I scaled in a TiDB cluster a few weeks ago to remove a misbehaving TiKV peer.
The peer refused to tombstone even after a full week so I turned the server itself off, left a few days to see if there were any issues, and then ran a forced scale-in to remove it from the cluster.
Even though tiup cluster display {clustername}
no longer shows that server, some of the other TiKV servers keep trying to contact it.
Example log entries:
[2022/10/13 14:14:58.834 +00:00] [ERROR] [raft_client.rs:840] ["connection abort"] [addr=1.2.3.4:20160] [store_id=16025]
[2022/10/13 14:15:01.843 +00:00] [ERROR] [raft_client.rs:567] ["connection aborted"] [addr=1.2.3.4:20160] [receiver_err="Some(RpcFailure(RpcStatus { code: 14-UNAVAILABLE, message: \"failed to connect to all addresses\", details: [] }))"] [sink_error=Some(RemoteStopped)] [store_id=16025]

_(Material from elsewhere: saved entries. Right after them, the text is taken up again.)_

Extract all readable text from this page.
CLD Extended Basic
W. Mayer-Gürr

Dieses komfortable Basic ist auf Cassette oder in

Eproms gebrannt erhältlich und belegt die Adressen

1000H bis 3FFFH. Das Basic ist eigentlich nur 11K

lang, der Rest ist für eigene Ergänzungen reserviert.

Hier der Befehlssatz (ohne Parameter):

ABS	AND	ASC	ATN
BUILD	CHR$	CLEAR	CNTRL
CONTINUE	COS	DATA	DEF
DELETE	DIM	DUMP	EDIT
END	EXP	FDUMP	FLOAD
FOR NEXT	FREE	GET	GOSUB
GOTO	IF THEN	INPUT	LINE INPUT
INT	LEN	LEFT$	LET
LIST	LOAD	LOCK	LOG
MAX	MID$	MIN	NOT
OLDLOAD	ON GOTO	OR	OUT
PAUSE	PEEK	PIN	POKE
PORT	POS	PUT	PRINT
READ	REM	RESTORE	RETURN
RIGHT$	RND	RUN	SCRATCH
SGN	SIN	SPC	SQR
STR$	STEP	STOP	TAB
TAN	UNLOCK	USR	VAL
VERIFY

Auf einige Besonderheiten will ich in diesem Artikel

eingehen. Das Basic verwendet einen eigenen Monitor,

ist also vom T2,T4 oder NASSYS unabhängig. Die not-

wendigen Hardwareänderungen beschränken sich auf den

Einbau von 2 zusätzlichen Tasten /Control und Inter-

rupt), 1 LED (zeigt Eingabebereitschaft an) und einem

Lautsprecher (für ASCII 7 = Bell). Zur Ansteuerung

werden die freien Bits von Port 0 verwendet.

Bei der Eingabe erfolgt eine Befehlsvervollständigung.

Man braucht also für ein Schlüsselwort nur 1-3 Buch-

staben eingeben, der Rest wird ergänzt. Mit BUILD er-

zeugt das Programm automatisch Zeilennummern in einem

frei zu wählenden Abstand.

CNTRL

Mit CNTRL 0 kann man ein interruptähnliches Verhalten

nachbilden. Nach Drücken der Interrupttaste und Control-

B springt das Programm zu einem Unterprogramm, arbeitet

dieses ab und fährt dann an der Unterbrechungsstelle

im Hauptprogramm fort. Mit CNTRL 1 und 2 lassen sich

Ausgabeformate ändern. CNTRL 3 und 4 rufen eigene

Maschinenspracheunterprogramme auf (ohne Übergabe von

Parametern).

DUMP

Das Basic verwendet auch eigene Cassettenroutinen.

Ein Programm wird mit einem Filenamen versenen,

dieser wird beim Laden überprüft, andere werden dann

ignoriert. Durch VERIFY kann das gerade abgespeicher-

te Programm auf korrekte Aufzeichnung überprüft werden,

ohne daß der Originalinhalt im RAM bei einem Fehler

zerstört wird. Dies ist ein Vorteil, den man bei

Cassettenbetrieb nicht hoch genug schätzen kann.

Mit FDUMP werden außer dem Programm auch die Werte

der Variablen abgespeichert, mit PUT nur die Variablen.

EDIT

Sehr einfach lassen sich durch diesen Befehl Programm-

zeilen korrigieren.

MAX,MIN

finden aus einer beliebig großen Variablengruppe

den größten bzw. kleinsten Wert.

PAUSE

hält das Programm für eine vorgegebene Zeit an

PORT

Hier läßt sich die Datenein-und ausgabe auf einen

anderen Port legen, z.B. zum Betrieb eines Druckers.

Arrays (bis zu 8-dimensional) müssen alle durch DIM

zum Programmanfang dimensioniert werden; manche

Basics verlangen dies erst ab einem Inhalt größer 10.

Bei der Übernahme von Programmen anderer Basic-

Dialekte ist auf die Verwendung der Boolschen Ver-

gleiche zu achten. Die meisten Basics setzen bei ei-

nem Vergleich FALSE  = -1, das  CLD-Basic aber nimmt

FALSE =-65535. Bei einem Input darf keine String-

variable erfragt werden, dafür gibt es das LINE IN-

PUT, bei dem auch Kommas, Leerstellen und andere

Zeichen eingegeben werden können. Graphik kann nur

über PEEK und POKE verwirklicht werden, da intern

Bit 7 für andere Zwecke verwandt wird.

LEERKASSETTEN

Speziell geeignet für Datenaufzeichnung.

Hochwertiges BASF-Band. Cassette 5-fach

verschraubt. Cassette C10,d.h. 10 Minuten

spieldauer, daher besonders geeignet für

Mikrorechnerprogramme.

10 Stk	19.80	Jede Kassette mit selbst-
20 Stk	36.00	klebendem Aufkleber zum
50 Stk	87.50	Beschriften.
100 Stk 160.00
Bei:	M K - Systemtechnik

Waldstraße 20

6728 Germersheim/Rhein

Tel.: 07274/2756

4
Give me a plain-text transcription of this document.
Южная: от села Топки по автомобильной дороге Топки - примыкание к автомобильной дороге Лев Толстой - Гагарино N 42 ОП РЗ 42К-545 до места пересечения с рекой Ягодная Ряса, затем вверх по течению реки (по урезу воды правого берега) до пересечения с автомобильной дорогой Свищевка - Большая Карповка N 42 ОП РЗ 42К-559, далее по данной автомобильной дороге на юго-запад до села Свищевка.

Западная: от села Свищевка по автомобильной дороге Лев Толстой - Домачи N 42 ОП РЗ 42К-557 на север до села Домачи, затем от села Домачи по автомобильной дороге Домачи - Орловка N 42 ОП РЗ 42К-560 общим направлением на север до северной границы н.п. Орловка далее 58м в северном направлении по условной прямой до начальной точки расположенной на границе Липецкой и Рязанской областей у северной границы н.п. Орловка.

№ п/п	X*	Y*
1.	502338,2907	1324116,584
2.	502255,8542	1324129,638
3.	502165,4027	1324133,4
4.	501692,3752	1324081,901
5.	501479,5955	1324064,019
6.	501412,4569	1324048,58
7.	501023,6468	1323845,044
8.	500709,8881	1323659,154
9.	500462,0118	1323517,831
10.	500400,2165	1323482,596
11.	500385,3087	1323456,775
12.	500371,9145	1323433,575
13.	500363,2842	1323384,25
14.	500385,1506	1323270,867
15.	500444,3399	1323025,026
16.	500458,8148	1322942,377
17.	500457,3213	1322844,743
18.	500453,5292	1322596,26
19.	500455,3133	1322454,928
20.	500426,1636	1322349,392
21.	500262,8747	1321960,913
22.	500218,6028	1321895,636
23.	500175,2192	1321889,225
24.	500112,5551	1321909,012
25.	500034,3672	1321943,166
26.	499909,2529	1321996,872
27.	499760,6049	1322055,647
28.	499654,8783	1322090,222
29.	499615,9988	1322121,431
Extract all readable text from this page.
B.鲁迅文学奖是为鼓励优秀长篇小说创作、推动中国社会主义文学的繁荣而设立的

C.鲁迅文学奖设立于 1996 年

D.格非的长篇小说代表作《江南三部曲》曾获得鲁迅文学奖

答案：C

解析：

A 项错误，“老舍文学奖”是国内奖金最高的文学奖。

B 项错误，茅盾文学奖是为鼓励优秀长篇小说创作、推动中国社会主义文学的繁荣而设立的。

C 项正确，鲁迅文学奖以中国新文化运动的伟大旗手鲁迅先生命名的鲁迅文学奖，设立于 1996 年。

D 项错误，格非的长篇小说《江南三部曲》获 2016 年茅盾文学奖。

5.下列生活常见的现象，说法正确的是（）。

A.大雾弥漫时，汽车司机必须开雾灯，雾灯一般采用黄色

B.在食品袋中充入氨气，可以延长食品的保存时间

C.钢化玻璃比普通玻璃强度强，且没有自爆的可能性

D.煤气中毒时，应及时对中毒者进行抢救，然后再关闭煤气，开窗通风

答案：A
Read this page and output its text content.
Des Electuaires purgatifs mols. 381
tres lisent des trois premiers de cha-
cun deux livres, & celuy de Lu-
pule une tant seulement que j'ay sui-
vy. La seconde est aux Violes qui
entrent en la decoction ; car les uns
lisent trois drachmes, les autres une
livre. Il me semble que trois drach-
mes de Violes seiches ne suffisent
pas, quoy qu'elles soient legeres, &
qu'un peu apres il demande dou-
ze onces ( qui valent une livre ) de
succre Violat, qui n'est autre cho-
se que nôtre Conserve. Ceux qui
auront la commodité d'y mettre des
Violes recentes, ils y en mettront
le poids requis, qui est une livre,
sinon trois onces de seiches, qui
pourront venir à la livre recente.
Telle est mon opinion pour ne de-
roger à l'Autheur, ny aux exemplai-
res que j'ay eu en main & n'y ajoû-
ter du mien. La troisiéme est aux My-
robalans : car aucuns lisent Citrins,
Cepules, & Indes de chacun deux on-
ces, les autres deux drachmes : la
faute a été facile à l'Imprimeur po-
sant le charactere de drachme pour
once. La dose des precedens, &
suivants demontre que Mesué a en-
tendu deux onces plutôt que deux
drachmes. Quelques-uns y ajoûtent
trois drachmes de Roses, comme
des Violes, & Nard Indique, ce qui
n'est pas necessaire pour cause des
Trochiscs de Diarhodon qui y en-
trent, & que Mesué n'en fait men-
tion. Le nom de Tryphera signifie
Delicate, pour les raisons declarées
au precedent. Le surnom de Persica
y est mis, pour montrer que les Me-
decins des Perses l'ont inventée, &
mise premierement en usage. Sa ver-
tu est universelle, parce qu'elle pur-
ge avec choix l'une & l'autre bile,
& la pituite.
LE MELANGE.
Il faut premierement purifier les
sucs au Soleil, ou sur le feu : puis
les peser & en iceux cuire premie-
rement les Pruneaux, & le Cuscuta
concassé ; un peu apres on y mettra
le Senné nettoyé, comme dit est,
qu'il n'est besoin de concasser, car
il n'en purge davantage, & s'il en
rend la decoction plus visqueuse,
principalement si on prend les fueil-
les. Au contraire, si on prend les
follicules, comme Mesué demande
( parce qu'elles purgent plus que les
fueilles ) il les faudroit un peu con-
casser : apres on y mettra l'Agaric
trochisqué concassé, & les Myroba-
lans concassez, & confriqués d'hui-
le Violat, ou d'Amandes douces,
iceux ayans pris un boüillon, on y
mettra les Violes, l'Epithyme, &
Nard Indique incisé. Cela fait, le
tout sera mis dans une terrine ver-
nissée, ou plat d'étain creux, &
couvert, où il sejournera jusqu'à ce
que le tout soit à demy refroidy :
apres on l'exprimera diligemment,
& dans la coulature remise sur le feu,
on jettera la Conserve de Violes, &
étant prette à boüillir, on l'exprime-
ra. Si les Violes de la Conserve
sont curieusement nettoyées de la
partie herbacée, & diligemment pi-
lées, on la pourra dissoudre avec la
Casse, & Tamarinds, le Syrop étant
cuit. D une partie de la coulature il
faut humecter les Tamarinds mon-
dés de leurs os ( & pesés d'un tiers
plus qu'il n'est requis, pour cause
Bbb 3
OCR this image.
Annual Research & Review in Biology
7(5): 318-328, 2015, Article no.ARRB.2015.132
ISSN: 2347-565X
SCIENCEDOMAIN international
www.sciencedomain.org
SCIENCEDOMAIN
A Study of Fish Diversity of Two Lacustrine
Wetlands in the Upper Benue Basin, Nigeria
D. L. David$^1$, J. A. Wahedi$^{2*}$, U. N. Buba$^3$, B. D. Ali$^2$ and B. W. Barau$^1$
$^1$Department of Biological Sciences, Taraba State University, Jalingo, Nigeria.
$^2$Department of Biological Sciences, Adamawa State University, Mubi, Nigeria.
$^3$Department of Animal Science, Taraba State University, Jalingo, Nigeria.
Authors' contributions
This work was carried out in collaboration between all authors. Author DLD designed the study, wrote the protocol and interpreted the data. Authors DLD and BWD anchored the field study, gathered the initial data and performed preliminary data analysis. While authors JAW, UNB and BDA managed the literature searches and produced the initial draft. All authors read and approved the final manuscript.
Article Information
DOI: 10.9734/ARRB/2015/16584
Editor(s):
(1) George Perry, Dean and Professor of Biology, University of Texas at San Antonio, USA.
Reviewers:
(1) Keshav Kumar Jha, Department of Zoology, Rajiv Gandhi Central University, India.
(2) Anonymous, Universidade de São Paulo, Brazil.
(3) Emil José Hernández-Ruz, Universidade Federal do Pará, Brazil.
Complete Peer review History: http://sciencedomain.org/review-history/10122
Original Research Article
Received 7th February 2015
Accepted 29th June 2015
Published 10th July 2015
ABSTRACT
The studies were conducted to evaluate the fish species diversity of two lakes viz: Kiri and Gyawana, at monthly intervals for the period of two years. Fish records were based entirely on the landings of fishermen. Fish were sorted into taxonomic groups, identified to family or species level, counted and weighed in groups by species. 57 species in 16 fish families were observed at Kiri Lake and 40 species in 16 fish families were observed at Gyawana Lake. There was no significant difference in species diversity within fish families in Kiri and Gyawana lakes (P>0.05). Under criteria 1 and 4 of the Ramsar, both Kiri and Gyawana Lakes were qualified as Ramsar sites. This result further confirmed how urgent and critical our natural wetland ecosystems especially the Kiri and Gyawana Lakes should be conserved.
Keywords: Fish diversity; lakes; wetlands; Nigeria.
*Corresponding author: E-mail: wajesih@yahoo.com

(IP replaced with 1.2.3.4, but the rest is verbatim)
the server in question has been removed from the cluster about a month now and yet the TiKV nodes still think it's there.
How do I correct this?
the store_id
might be a clue - I believe there is a Raft store where the removed server was a leader, but how do I force that store to choose a new leader? The documentation is not clear on this, but I believe the solution has something to do with the PD servers.